Reputation: 1659
I am trying to create a unique identifier for every row of a view. The view I have joins a lot of tables and therefore no one table's primary key will help me identify the row.
Doing a google search it looks like I may be able to achieve this by using rowid? But I'm not sure how to reference the view's rowid. Below is an example of how I envisioned rowid would work, but it obviously fails with an 'ambiguous column' error because I am not specifying a specific table for rowid.
Ex:
with v_someTable (select...),
v_anotherTable as (select blah, id from v_someTable where...),
v_yetAnotherTable as (select foo, id from v_someTable where...)
select distinct rowid, rt.key, v1.blah, v2.foo
from realTable rt
left join v_anotherTable v1 on v1.id=rt.id
left join v_yetAnotherTable v2 on v2.id=rt.id
I am trying to do this in a query and not a stored procedure.
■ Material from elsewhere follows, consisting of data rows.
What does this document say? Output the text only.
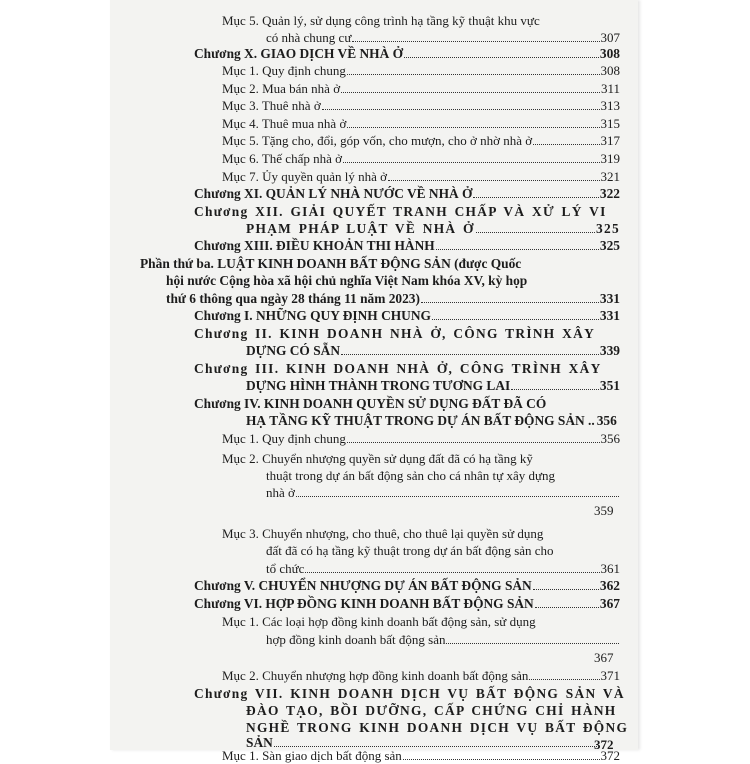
Mục 5. Quản lý, sử dụng công trình hạ tầng kỹ thuật khu vực
có nhà chung cư	307
Chương X. GIAO DỊCH VỀ NHÀ Ở	308
Mục 1. Quy định chung	308
Mục 2. Mua bán nhà ở	311
Mục 3. Thuê nhà ở	313
Mục 4. Thuê mua nhà ở	315
Mục 5. Tặng cho, đổi, góp vốn, cho mượn, cho ở nhờ nhà ở	317
Mục 6. Thế chấp nhà ở	319
Mục 7. Ủy quyền quản lý nhà ở	321
Chương XI. QUẢN LÝ NHÀ NƯỚC VỀ NHÀ Ở	322
Chương XII. GIẢI QUYẾT TRANH CHẤP VÀ XỬ LÝ VI
PHẠM PHÁP LUẬT VỀ NHÀ Ở	325
Chương XIII. ĐIỀU KHOẢN THI HÀNH	325
Phần thứ ba. LUẬT KINH DOANH BẤT ĐỘNG SẢN (được Quốc
hội nước Cộng hòa xã hội chủ nghĩa Việt Nam khóa XV, kỳ họp
thứ 6 thông qua ngày 28 tháng 11 năm 2023)	331
Chương I. NHỮNG QUY ĐỊNH CHUNG	331
Chương II. KINH DOANH NHÀ Ở, CÔNG TRÌNH XÂY
DỰNG CÓ SẴN	339
Chương III. KINH DOANH NHÀ Ở, CÔNG TRÌNH XÂY
DỰNG HÌNH THÀNH TRONG TƯƠNG LAI	351
Chương IV. KINH DOANH QUYỀN SỬ DỤNG ĐẤT ĐÃ CÓ
HẠ TẦNG KỸ THUẬT TRONG DỰ ÁN BẤT ĐỘNG SẢN .. 356
Mục 1. Quy định chung	356
Mục 2. Chuyển nhượng quyền sử dụng đất đã có hạ tầng kỹ
thuật trong dự án bất động sản cho cá nhân tự xây dựng
nhà ở
359
Mục 3. Chuyển nhượng, cho thuê, cho thuê lại quyền sử dụng
đất đã có hạ tầng kỹ thuật trong dự án bất động sản cho
tổ chức	361
Chương V. CHUYỂN NHƯỢNG DỰ ÁN BẤT ĐỘNG SẢN	362
Chương VI. HỢP ĐỒNG KINH DOANH BẤT ĐỘNG SẢN	367
Mục 1. Các loại hợp đồng kinh doanh bất động sản, sử dụng
hợp đồng kinh doanh bất động sản
367
Mục 2. Chuyển nhượng hợp đồng kinh doanh bất động sản	371
Chương VII. KINH DOANH DỊCH VỤ BẤT ĐỘNG SẢN VÀ
ĐÀO TẠO, BỒI DƯỠNG, CẤP CHỨNG CHỈ HÀNH
NGHỀ TRONG KINH DOANH DỊCH VỤ BẤT ĐỘNG
SẢN	372
Mục 1. Sàn giao dịch bất động sản	372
Any help would be appreciated!
Thanks!
Upvotes: 2
Views: 23771
Reputation: 203
It's not recommended to use ROWID
, but if you're forced to use it in JOIN
or on where conditions, you have to use ROWIDTOCHAR
function
Ex: ROWIDTOCHAR(ROWID) = key
Note: the ROWIDTOCHAR function is used to convert a ROWID to its equivalent VARCHAR2 value ROWIDTOCHAR is available starting from Oracle 12c
Upvotes: 0
Reputation: 650
This question is answered for a time now but please be careful when concatinating primary keys.
For example when you have key1 = 23 and key2 = 45
and concatinate it to 2345
it is not clear if the keys were 23 and 45
or if they were 2 and 345
.
Use a delimiter (23,45 -> 23_45)
that can not occur in any of the keys (not all keys are numeric). Or fill up keys to max possible length (23,45 -> 00230045 (for key1 and key2 NUMBER(4,0)))
.
Also be aware of Oracles feature (not all DBs can handle this) to define primary and foreign keys over multiple columns which might be faster and extend your possibilities for clean joins without having to split your concatinated key.
Upvotes: 0
Reputation: 10423
Don't use the ROWID pseudo column, it is storage dependend (and might change when the usefull ENABLE ROW MOVEMENT
is used). You can also not use it to look up (joined) records on the view in a efficient way.
It is better to use the real PKs on your records in this case (for index lookups to work). And I would not join them, but just use multiple columns - only this way you can re-select them (with index support).
Upvotes: 1
Reputation: 11936
If you do not have primary primary keys on all your tables you could select the rowids from the individual tables and concatenate them:
SELECT rt.rowid||v1.rowid||v2.rowid as uniqueid
FROM ......
Upvotes: 4
Reputation: 5346
My understanding is that a rowid
refers to a row in a physical table, rather than a row in a result set (which is effectively what a view is).
To get a unique identifier for each row, you'd need to combine the primary keys of the tables that you're joining in some way.